Mike : Patience Test
Why edu rounds take too much time updating rating even after hacking phase?
Literally me when edu rounds rating changes appear :)
Does it take this long for every Edu round or is it only because we had a delay this time?
It's normal for Educational Rounds
Oh okay, thanks!
I think I have a short greedy solution for problem B (as it passes system tests).
This is my solution: The variables na, nb, nc, nd (in my code) represent the number of black cells left after taking away the black cells that also belong to other sides. So, if there is a side with n black cells, I reduce each of the two variables that represent adjacent sides by 1. If there is a side with n-1 black cells, it means there is one or two sides that share with it a black cell. I greedily reduce only one side — the side that has more black cells left. I return "YES" only if none of the variables has become negative.
Has anybody done the same? Was this intended to work? Link to my solution: https://codeforces.net/contest/1494/submission/109001204 109001204
Yeah, mine solution is the same as yours and it passed the system test too.
I have done the same.
Same here, tho I made the picking of the side to add 1 black cell to for a side with n-1 black cells a little complicated. And i wasn't also sure if it works starting from any random side, so i looped, the algo to run 4 times starting from all sides then checking the one that works.
when will ratings get updated??
when the next Halley's Comet will be seen... You will get your rating! XD
Auto comment: topic has been updated by awoo (previous revision, new revision, compare).
For editorial try this
If the rating change system is slow, you could release it as a problem for the next Div 1 contest and get 1000 better algorithms.
At last!!
Editorial is ready: https://codeforces.net/blog/entry/88344
But ratings are not updated yet :(
It seems to be (being) updated now! Finally!

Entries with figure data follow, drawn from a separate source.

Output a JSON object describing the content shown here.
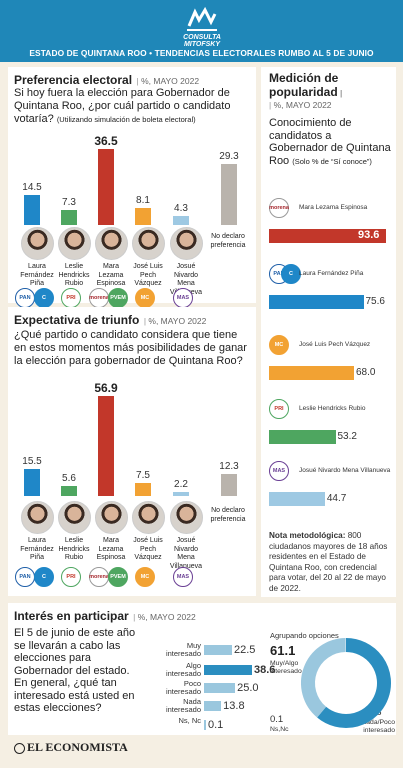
{
  "header": {
    "brand": "CONSULTA MITOFSKY",
    "line": "ESTADO DE QUINTANA ROO  •  TENDENCIAS ELECTORALES RUMBO AL 5 DE JUNIO"
  },
  "pref": {
    "title": "Preferencia electoral",
    "meta": "%, MAYO 2022",
    "question": "Si hoy fuera la elección para Gobernador de Quintana Roo, ¿por cuál partido o candidato votaría?",
    "note": "(Utilizando simulación de boleta electoral)"
  },
  "triunfo": {
    "title": "Expectativa de triunfo",
    "meta": "%, MAYO 2022",
    "question": "¿Qué partido o candidato considera que tiene en estos momentos más posibilidades de ganar la elección para gobernador de Quintana Roo?"
  },
  "popularity": {
    "title1": "Medición de",
    "title2": "popularidad",
    "meta": "%, MAYO 2022",
    "question": "Conocimiento de candidatos a Gobernador de Quintana Roo",
    "qnote": "(Solo % de “Sí conoce”)"
  },
  "method": {
    "bold": "Nota metodológica:",
    "text": "800 ciudadanos mayores de 18 años residentes en el Estado de Quintana Roo, con credencial para votar, del 20 al 22 de mayo de 2022."
  },
  "interest": {
    "title": "Interés en participar",
    "meta": "%, MAYO 2022",
    "question": "El 5 de junio de este año se llevarán a cabo las elecciones para Gobernador del estado. En general, ¿qué tan interesado está usted en estas elecciones?",
    "group_title": "Agrupando opciones",
    "group_a_value": "61.1",
    "group_a_label": "Muy/Algo interesado",
    "group_b_value": "38.8",
    "group_b_label": "Nada/Poco interesado",
    "group_c_value": "0.1",
    "group_c_label": "Ns,Nc"
  },
  "footer": {
    "brand": "EL ECONOMISTA"
  },
  "candidates": [
    {
      "name": "Laura Fernández Piña",
      "lines": [
        "Laura",
        "Fernández",
        "Piña"
      ],
      "parties": [
        "PAN",
        "C"
      ]
    },
    {
      "name": "Leslie Hendricks Rubio",
      "lines": [
        "Leslie",
        "Hendricks",
        "Rubio"
      ],
      "parties": [
        "PRI"
      ]
    },
    {
      "name": "Mara Lezama Espinosa",
      "lines": [
        "Mara",
        "Lezama",
        "Espinosa"
      ],
      "parties": [
        "morena",
        "PVEM"
      ]
    },
    {
      "name": "José Luis Pech Vázquez",
      "lines": [
        "José Luis",
        "Pech",
        "Vázquez"
      ],
      "parties": [
        "MC"
      ]
    },
    {
      "name": "Josué Nivardo Mena Villanueva",
      "lines": [
        "Josué Nivardo",
        "Mena",
        "Villanueva"
      ],
      "parties": [
        "MAS"
      ]
    }
  ],
  "nodeclara": [
    "No declaro",
    "preferencia"
  ],
  "colors": {
    "pan": "#1f87c8",
    "pri": "#4ea660",
    "morena": "#c2372a",
    "mc": "#f2a233",
    "mas": "#9ec9e3",
    "gray": "#b9b3ac",
    "interest": "#2b8ec0",
    "interest_light": "#9ac7de"
  },
  "chart_data": [
    {
      "type": "bar",
      "title": "Preferencia electoral",
      "categories": [
        "Laura Fernández Piña",
        "Leslie Hendricks Rubio",
        "Mara Lezama Espinosa",
        "José Luis Pech Vázquez",
        "Josué Nivardo Mena Villanueva",
        "No declaro preferencia"
      ],
      "values": [
        14.5,
        7.3,
        36.5,
        8.1,
        4.3,
        29.3
      ],
      "labels": [
        "14.5",
        "7.3",
        "36.5",
        "8.1",
        "4.3",
        "29.3"
      ]
    },
    {
      "type": "bar",
      "title": "Expectativa de triunfo",
      "categories": [
        "Laura Fernández Piña",
        "Leslie Hendricks Rubio",
        "Mara Lezama Espinosa",
        "José Luis Pech Vázquez",
        "Josué Nivardo Mena Villanueva",
        "No declaro preferencia"
      ],
      "values": [
        15.5,
        5.6,
        56.9,
        7.5,
        2.2,
        12.3
      ],
      "labels": [
        "15.5",
        "5.6",
        "56.9",
        "7.5",
        "2.2",
        "12.3"
      ]
    },
    {
      "type": "bar",
      "title": "Medición de popularidad",
      "categories": [
        "Mara Lezama Espinosa",
        "Laura Fernández Piña",
        "José Luis Pech Vázquez",
        "Leslie Hendricks Rubio",
        "Josué Nivardo Mena Villanueva"
      ],
      "values": [
        93.6,
        75.6,
        68.0,
        53.2,
        44.7
      ],
      "labels": [
        "93.6",
        "75.6",
        "68.0",
        "53.2",
        "44.7"
      ]
    },
    {
      "type": "bar",
      "title": "Interés en participar",
      "categories": [
        "Muy interesado",
        "Algo interesado",
        "Poco interesado",
        "Nada interesado",
        "Ns, Nc"
      ],
      "values": [
        22.5,
        38.6,
        25.0,
        13.8,
        0.1
      ],
      "labels": [
        "22.5",
        "38.6",
        "25.0",
        "13.8",
        "0.1"
      ]
    },
    {
      "type": "pie",
      "title": "Agrupando opciones",
      "categories": [
        "Muy/Algo interesado",
        "Nada/Poco interesado",
        "Ns,Nc"
      ],
      "values": [
        61.1,
        38.8,
        0.1
      ]
    }
  ],
  "pop_labels": [
    "Mara Lezama Espinosa",
    "Laura Fernández Piña",
    "José Luis Pech Vázquez",
    "Leslie Hendricks Rubio",
    "Josué Nivardo Mena Villanueva"
  ],
  "int_labels": [
    [
      "Muy",
      "interesado"
    ],
    [
      "Algo",
      "interesado"
    ],
    [
      "Poco",
      "interesado"
    ],
    [
      "Nada",
      "interesado"
    ],
    [
      "Ns, Nc",
      ""
    ]
  ]
}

Auto comment: topic has been updated by awoo (previous revision, new revision, compare).
Is it rated?
-- The contest seems to be under-rated.
The round hadn't much lags and hadn't long queues. It had nice problems, all seem original, having wide diversity. B wasn't about implementation, but about logic and patterns, solving of which reduces implementation difficulty.
Thanks for organizers team.
I published my code on ideone.com with default settings as public. It was a coincidence. Please restore my ratings. I'm just a newbie so I didn't know much about this. I'll take care about this in future, I'm so sorry.